Algo se ha logrado determinar; así, por ejemplo, el autoingestivoindividualis ignora la alteridad, aparece envuelto en su yo a punto tal, en los casos más graves, que le da lo mismo que alguien lo escuche o no y, desde luego, que el que lo escucha pueda apreciar algo de lo que emana de su yo. La consecuencia dramática de este síntoma es que metafóricamente se abraza a su yo y no se da cuenta de que todos se distraen cuando lo escuchan.

El problema médico de esta situación es que están afectados todos los órganos que confluyen para hacer posible la comunicación, que, como lo sostiene la psiquiatra Alba Klein, no radican sólo en la voluntad sino en todo el cuerpo del ser humano: ocupado por entero por su propio ser, todos sus órganos, aun los más corporales, quedan comprometidos.

Otro síntoma, explicado en detalle por el filósofo danés Jörg Emmentalis en un encuentro cuyo tema, el “yoísmo”, emparentado con el que nos ocupa, se realizó en la Sarasota University, se vincula con la cuestión del parentesco: los autoingestivosindividualis que tienen hijos y nietos no sólo los mencionan a propósito de cualquier cosa, no sólo muestran sus fotos, que consideran obras de arte, sino que los evocan a propósito de bueyes perdidos o de taxis desocupados o de enfermedades episódicas; quienes carecen de descendencia recurren, en cambio, para autorreferirse, a sus ancestros, sus padres dijeron, sus abuelos sostuvieron, los temas pueden ser diversos, inesperados o dispersos pero esas sombras los acompañan permanentemente.

En el congreso de Cancún, convocado por la “Asociación mundial de lucha contra el síndrome autoingestivoindividualis” se examinaron otras manifestaciones del mal.

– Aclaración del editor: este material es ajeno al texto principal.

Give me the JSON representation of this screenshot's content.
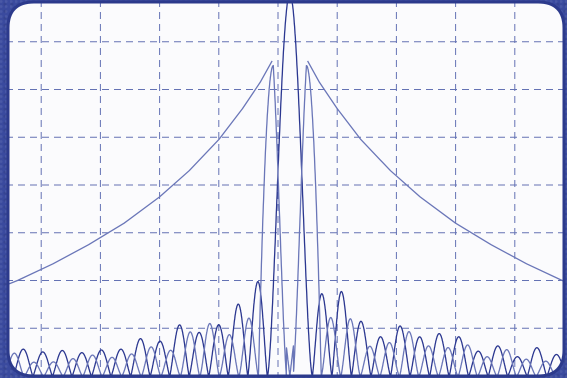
{
  "chart_data": {
    "type": "line",
    "title": "",
    "xlabel": "",
    "ylabel": "",
    "grid": true,
    "legend": "none",
    "grid_divisions": {
      "x": 10,
      "y": 8
    },
    "colors": {
      "background": "#fbfbfd",
      "grid": "#6472b4",
      "trace_dark": "#2b3790",
      "trace_light": "#6a76b8",
      "frame": "#2c3a8c"
    },
    "series": [
      {
        "name": "",
        "style": "sinc-sidelobes",
        "center_x": 5.2,
        "peak_y": 8.0,
        "mainlobe_halfwidth": 0.38,
        "sidelobe_period": 0.33,
        "sidelobe_envelope_exponent": 1.0,
        "floor_y": 0.0
      },
      {
        "name": "",
        "style": "split-peak",
        "center_x": 5.2,
        "peak_y": 6.5,
        "notch_y": 2.1,
        "lobe_offset": 0.28,
        "sidelobe_period": 0.33,
        "floor_y": 0.0
      },
      {
        "name": "",
        "style": "envelope",
        "side": "left",
        "x": [
          0.0,
          0.6,
          1.2,
          1.8,
          2.4,
          3.0,
          3.5,
          4.0,
          4.4,
          4.7,
          4.9
        ],
        "y": [
          1.7,
          2.0,
          2.35,
          2.75,
          3.2,
          3.75,
          4.3,
          4.95,
          5.6,
          6.15,
          6.6
        ]
      },
      {
        "name": "",
        "style": "envelope",
        "side": "right",
        "x": [
          5.5,
          5.7,
          6.0,
          6.4,
          6.9,
          7.4,
          8.0,
          8.6,
          9.2,
          9.8,
          10.2
        ],
        "y": [
          6.6,
          6.15,
          5.6,
          4.95,
          4.3,
          3.75,
          3.2,
          2.75,
          2.35,
          2.0,
          1.7
        ]
      }
    ]
  }
}
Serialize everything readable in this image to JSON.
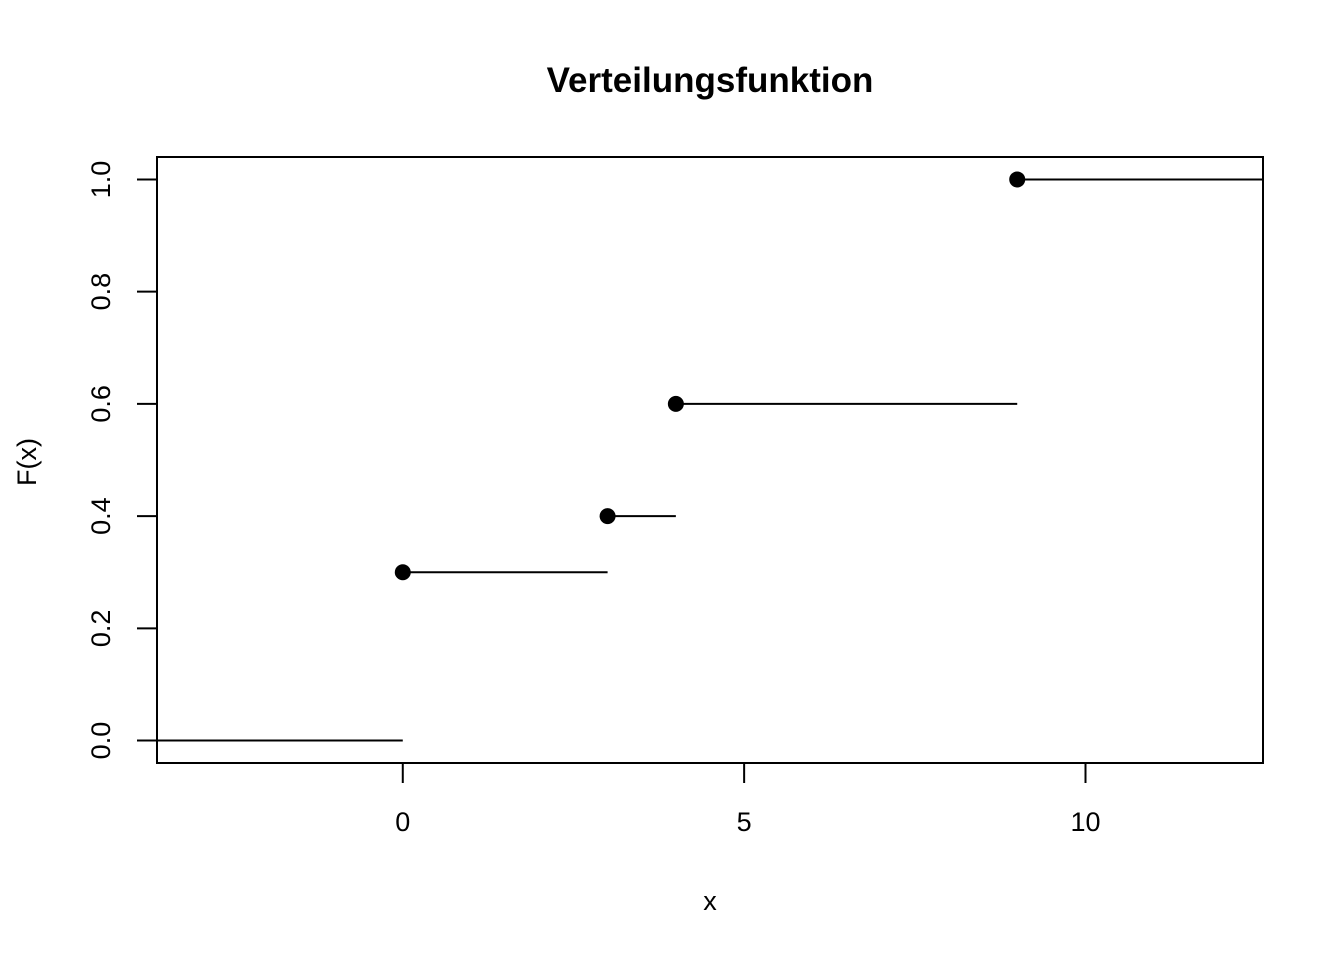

En particular, se puso el acento en lo que se llamó el “relato absoluto”: nos referimos a la mecánica de la interrupción. Cuando en los raros momentos en que, por cansancio o sequedad bucal, deja de referirse a sí mismo y otras personas inician un argumento, el enfermo irrumpe, pero no agresivamente, calificando, sino como si nadie hubiera hablado o como si la mera aparición de algo que no sea su yo fuera un monstruo que no hay por qué atender en la medida en que sólo hay que atender a su yo.

Es posible que las investigaciones sobre este mal que tiene el carácter de una plaga que se ha extendido por el mundo entero hayan dado algún fruto. Dato curioso: quienes lo padecen carecen del impulso a la solidaridad, no sólo no se ligan con desemejantes sino tampoco con semejantes, se diría –y ése es otro rasgo a tener en cuenta– que los ignoran, los detestan, su yo intenta tapar el de los otros e imperativos yoes y recíprocamente de modo que cuando se produce un encuentro entre afectados por el mal, cosa que ocurre en reuniones sociales, presentaciones de libros, muestras de pintura, salas de espera, reuniones familiares, bodas, cumpleaños, fiestas de fin de año, etcétera, quienes observan desde el exterior los encuentros entre afectados no logran comprender nada de lo que sucede.

El mal es serio y Salud Pública no interviene; los enfermos están solos, cuentan apenas con los esfuerzos que hacen médicos, psicólogos, psiquiatras, comunicólogos, filósofos y otros científicos, para estudiarlo y, con suerte, ponerle remedio.

En el autor de este informe la preocupación es grande, tanto más cuanto que él mismo ha sido afectado por el mal aunque, por suerte, logró superarlo gracias a la ayuda que le brindó la filósofa británica Brunequilda Market, quien se puso a su disposición y lo llevó a tomar conciencia de su padecimiento ayudándolo a sublimarlo aunque nunca dejó de expresar sus reservas acerca de una curación total.